Le film vaut également par la peinture qu’il fait de la société, plus précisément de cette tranche de la population modeste qui vit à la périphérie des grandes villes et trouve ses repères et sa dignité dans l’austérité et l’application obtuse de valeurs morales.
Le choc qui se produit entre les générations est d’autant plus douloureux que les méthodes d’éducation ancestrales en sont encore aux châtiments corporels, à la claustration.
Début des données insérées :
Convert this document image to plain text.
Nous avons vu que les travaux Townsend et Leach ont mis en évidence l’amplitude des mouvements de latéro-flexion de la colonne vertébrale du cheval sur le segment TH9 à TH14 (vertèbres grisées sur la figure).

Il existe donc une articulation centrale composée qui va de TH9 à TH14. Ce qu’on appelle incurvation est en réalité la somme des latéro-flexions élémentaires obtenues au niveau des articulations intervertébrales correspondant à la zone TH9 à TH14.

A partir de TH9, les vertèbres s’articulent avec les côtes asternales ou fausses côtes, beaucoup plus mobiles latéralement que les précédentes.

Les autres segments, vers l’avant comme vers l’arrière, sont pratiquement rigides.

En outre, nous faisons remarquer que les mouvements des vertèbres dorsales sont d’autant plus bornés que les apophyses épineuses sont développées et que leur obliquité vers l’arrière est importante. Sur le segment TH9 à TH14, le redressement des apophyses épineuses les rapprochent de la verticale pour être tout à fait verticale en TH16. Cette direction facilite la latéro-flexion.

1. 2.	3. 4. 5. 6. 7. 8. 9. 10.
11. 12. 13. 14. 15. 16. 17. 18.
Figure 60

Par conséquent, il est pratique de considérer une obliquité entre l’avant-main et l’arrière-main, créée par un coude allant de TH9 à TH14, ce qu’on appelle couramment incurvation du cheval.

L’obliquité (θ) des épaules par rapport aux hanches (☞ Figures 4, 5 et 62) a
C’est la rupture qui en découle, un mélange d’innocence et de frustration qui vont précipiter les événements et faire brûler les étapes aux trois protagonistes du récit. Celle qui aura abusé de l’alcool n’aura rien vu de la fête, celle qu’un don juan de quartier aura entraîné dans un lieu sombre déclenchera les foudres d’une rivale aguerrie et la troisième va connaître dans les bras d’un garçon à peine moins naïf qu’elle, ses premiers émois amoureux.
" Ils mourront tous sauf moi" n’est pas un film de plus sur le sujet. C’est une œuvre âpre, rugueuse, douloureuse, un regard sans concession sur une société en questions où parents, enseignants et enfants tentent, dans la tourmente d’un monde en mutation, de garder le cap.